Abstract 158P
Background
Lung cancer (LC) is the leading cause of cancer death due to late-stage diagnosis, which often results in poor prognosis. Therefore, new strategies for the early detection of LC are of outmost importance. Artificial intelligence has shown prominent results in health science during the last decade, using pattern recognition to predict outcomes. Several risk models have been presented to refine LC screening criteria, but most are based on unrepresentative populations or it is challenging to obtain data from different resources. This study presents a risk model based on standard blood sample analysis as well as smoking history from a population at risk.
Methods
All patients examined due to a risk of LC in the Region of Southern Denmark within 2008–2019, were included. Exclusion criteria were patients with missing information on smoking status or results from less than 17 of 20 selected blood sample analysis taken at the time of examination.
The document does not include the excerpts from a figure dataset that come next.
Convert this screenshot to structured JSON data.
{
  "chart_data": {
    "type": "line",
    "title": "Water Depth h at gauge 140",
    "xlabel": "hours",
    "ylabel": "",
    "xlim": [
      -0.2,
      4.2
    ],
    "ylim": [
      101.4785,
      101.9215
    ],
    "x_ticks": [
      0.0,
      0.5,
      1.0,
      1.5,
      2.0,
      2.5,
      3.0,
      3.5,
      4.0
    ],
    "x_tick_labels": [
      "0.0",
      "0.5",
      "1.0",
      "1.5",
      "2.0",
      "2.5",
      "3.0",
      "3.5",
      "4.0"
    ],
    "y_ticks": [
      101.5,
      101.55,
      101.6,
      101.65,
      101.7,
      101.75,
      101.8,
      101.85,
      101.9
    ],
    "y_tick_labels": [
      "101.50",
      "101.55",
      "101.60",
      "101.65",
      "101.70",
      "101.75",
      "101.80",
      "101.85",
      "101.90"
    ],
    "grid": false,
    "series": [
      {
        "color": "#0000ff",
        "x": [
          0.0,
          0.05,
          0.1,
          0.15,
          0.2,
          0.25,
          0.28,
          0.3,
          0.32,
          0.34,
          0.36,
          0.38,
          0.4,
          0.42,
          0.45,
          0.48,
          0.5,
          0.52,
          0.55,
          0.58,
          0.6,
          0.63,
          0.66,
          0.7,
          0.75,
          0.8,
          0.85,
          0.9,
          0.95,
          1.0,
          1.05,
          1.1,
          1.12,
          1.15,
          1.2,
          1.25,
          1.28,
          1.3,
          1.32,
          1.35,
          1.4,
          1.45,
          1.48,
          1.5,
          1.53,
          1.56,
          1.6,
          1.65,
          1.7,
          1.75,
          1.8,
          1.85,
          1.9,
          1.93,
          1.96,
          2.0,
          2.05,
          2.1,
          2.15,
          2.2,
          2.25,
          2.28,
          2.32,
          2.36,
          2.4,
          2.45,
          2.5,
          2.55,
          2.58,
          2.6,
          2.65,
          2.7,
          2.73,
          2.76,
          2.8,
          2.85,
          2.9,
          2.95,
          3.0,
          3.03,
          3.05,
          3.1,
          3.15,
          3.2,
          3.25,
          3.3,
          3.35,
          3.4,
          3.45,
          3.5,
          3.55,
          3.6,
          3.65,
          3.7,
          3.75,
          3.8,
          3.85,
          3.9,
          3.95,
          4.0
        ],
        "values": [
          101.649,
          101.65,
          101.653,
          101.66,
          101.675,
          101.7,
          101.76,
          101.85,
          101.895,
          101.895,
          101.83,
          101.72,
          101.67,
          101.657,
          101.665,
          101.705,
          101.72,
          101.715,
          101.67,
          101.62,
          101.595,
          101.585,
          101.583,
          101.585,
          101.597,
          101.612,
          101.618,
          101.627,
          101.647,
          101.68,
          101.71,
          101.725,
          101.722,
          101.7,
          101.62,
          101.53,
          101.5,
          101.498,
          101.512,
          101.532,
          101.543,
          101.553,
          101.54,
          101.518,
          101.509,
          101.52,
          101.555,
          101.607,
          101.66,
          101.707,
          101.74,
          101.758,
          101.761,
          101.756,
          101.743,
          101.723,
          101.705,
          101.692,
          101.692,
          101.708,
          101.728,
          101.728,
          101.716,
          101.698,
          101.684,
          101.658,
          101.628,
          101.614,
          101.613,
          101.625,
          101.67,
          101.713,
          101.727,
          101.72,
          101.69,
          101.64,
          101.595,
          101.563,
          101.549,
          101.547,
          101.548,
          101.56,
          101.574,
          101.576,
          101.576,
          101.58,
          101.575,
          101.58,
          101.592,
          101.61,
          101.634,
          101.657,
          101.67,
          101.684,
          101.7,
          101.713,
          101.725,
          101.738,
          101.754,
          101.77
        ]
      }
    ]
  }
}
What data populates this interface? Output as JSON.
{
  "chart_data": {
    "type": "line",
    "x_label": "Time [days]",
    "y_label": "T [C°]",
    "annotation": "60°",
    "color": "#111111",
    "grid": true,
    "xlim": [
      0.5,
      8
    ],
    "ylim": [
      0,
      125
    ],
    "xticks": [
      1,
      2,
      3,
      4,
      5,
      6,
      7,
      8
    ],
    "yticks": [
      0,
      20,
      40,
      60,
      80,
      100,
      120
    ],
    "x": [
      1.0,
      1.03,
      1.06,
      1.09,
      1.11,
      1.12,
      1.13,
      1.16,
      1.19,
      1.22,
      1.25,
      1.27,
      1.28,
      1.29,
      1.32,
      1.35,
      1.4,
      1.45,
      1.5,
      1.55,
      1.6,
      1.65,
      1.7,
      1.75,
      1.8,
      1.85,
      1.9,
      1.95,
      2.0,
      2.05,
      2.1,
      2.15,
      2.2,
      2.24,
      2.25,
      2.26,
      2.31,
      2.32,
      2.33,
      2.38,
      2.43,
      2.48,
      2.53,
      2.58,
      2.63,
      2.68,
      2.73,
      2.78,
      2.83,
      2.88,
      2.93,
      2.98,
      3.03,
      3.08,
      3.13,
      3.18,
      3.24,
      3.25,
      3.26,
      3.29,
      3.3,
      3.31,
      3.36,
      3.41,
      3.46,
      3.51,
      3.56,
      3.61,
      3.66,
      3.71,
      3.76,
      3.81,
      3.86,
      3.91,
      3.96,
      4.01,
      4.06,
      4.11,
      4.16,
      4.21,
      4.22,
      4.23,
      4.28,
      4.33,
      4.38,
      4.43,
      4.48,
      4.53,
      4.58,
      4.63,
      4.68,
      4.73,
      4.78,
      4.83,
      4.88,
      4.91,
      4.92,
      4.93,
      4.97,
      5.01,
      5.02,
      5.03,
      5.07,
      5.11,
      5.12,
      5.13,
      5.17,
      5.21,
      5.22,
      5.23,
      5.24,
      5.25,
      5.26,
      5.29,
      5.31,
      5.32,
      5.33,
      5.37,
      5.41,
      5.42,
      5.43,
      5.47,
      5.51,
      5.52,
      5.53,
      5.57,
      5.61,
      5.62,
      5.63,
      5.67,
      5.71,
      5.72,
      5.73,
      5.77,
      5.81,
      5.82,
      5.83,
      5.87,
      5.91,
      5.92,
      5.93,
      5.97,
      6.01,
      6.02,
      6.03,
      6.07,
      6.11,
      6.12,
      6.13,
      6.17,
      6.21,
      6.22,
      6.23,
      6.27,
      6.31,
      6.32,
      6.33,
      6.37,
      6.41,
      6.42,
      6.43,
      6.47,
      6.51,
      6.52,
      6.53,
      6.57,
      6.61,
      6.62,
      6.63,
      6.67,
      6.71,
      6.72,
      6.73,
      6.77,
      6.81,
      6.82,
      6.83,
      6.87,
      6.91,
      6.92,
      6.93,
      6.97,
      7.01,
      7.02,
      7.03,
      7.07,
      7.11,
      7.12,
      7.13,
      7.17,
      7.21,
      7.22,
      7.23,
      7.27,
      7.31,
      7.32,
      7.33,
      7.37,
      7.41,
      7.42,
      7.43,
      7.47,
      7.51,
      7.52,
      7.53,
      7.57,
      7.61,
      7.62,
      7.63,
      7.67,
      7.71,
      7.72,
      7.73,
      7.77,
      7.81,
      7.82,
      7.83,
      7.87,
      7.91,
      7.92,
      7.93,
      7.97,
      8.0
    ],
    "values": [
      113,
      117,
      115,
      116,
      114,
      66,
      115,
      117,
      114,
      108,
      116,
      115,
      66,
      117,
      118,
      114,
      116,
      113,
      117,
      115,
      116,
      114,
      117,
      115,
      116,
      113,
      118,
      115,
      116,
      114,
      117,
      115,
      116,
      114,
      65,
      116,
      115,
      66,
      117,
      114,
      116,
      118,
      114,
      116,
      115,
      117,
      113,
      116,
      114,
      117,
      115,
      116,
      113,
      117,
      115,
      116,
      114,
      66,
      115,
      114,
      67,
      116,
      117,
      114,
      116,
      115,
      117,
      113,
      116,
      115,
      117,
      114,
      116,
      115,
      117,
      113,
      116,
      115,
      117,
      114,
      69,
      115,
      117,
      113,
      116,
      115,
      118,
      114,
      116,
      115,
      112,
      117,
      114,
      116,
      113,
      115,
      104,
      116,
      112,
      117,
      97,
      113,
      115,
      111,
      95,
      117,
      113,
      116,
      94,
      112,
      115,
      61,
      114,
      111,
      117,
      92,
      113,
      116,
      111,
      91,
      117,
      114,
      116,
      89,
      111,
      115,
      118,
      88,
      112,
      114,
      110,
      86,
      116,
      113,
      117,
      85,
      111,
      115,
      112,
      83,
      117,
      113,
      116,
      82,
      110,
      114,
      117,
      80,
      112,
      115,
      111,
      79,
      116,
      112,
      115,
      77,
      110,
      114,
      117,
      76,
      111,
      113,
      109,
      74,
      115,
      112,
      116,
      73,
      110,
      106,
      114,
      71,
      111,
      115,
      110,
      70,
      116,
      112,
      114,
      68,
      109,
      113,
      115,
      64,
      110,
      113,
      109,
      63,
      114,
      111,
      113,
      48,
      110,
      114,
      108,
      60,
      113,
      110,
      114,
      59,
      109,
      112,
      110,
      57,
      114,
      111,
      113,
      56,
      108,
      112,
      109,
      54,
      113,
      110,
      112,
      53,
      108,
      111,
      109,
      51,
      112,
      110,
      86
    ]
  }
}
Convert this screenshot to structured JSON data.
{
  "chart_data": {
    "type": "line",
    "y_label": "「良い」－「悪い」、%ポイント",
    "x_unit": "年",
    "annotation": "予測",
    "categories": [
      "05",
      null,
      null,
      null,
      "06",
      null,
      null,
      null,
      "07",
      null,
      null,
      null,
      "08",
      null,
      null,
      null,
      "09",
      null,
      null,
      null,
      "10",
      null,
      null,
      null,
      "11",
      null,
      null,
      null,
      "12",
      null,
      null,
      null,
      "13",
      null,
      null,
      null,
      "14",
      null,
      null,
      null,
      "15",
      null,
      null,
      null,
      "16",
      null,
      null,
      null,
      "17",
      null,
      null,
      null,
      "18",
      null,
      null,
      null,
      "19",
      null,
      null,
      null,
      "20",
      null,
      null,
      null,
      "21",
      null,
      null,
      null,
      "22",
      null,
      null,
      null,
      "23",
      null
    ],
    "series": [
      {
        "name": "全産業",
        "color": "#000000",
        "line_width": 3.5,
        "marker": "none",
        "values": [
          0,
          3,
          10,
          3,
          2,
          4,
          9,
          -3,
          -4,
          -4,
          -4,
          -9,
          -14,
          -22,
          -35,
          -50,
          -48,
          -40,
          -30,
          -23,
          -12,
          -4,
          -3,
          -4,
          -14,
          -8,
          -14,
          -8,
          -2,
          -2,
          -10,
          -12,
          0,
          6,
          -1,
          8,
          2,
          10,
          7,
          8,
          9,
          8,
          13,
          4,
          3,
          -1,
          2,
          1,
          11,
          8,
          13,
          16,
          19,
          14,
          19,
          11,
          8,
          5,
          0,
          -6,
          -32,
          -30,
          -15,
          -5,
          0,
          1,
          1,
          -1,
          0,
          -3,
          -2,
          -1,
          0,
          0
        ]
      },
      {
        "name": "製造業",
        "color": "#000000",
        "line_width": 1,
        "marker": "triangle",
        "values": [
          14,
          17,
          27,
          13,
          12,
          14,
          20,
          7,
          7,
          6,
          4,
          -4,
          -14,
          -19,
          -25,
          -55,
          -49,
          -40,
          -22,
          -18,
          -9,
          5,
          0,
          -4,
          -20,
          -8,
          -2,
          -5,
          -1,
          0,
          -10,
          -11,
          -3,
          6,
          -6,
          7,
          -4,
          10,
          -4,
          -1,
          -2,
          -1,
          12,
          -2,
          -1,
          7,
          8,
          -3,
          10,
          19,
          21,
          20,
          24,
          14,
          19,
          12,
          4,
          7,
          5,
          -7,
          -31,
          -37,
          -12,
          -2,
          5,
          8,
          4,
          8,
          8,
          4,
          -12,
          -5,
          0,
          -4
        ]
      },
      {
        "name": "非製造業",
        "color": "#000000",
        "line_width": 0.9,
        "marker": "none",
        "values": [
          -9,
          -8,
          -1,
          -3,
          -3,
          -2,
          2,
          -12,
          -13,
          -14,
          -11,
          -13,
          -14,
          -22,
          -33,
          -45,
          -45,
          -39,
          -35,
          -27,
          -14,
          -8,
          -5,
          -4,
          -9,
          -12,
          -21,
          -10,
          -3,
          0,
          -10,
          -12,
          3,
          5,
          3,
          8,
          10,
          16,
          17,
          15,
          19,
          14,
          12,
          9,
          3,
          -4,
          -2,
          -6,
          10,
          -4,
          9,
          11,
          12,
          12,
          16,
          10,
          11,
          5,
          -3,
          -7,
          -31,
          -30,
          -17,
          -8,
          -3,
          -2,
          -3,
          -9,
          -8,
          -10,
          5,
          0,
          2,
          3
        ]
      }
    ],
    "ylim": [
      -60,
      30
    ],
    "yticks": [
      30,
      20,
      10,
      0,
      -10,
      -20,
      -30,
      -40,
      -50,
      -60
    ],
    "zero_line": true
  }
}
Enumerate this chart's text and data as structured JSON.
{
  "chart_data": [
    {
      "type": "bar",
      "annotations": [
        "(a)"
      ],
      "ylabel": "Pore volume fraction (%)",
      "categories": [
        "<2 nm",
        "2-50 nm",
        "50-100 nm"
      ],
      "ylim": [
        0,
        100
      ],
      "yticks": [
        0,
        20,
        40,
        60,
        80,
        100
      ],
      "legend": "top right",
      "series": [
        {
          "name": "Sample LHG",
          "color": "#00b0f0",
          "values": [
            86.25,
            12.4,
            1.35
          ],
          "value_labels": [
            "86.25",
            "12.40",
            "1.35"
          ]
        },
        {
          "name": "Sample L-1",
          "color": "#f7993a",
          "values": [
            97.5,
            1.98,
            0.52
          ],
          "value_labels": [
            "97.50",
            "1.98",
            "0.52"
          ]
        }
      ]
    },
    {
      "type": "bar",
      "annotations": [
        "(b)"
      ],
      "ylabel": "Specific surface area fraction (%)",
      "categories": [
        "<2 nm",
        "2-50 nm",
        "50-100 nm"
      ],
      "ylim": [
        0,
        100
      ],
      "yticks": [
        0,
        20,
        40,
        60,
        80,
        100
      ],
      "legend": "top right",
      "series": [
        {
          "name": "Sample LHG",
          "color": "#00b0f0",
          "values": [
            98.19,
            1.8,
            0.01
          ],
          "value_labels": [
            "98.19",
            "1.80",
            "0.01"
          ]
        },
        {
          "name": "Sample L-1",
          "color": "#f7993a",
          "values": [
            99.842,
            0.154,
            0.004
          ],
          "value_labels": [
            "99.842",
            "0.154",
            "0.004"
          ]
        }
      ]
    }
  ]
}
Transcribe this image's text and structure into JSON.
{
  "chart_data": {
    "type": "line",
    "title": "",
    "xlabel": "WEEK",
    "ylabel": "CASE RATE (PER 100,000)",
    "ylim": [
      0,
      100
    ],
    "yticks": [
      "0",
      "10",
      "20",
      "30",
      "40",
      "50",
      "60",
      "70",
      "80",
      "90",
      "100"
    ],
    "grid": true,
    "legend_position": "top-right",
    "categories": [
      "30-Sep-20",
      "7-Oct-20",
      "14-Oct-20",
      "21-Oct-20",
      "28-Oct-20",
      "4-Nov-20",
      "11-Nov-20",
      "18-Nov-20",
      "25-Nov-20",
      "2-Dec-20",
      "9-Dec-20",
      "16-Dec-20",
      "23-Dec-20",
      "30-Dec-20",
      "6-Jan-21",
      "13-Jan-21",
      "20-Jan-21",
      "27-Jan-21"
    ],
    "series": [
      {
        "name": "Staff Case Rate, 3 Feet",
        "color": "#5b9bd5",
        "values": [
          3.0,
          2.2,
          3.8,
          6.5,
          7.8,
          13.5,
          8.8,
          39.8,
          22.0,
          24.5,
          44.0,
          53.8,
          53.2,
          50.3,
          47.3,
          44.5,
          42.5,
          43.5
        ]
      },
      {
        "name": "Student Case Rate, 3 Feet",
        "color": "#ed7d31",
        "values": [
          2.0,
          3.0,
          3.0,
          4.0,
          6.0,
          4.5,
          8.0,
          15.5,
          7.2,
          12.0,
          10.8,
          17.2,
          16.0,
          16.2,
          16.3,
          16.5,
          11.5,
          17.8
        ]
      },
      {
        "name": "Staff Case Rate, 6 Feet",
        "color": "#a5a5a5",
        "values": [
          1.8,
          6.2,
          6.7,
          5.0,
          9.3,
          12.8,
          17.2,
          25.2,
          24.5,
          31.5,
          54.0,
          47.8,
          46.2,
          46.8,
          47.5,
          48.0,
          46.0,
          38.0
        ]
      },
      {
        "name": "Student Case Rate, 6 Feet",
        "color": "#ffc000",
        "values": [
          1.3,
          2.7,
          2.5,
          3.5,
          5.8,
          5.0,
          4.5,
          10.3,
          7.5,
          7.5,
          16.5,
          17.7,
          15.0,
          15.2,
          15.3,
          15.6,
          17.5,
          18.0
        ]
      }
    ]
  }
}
Several models were tested on a subset of patients with complete results. To obtain a gold standard for comparison, five LC specialists provided their diagnoses on 200 samples.
Results
Among 38,944 patients, data on smoking and blood sample results from at least 17 analyses were available for 9,940 patients. This includes 2505 (25%) LC patients and 7435 (75%) non-LC patients. The best performance was obtained using a light gradient-boosting machine with an accuracy and ROC-AUC of 72% and 80%, respectively. The model performed better than the LC specialists with a sensitivity of 76% compared to 67% for the specialists, at a matched specificity of 70%. The most important predictors of LC were active/former smoking status, high age, and an elevation of neutrophils, LDH and calcium, accordingly.
Conclusions
This study presents a risk-model based on smoking status and regular blood sample analysis, generated on a relevant population at risk. The model demonstrates moderate performance, and outperforms LC specialists presented with the same information. This emphasizes the relevance to consider both clinical and laboratory data in future risk assessment models. A high performing risk model able to provide decision support to the general practitioner would be of great value to the patient, facilitating earlier referral of potential LC-patients.
Legal entity responsible for the study
M.B. Henriksen.
Funding
The Region of Southern Denmark, University of Southern Denmark, The Regional Research Board, The Danish Cancer Society, Dagmar Marshalls Foundation, Beckett Foundation, Lily and Herbert Hans Foundation, Familien Hede Nielsens Foundation.
Disclosure
All authors have declared no conflicts of interest.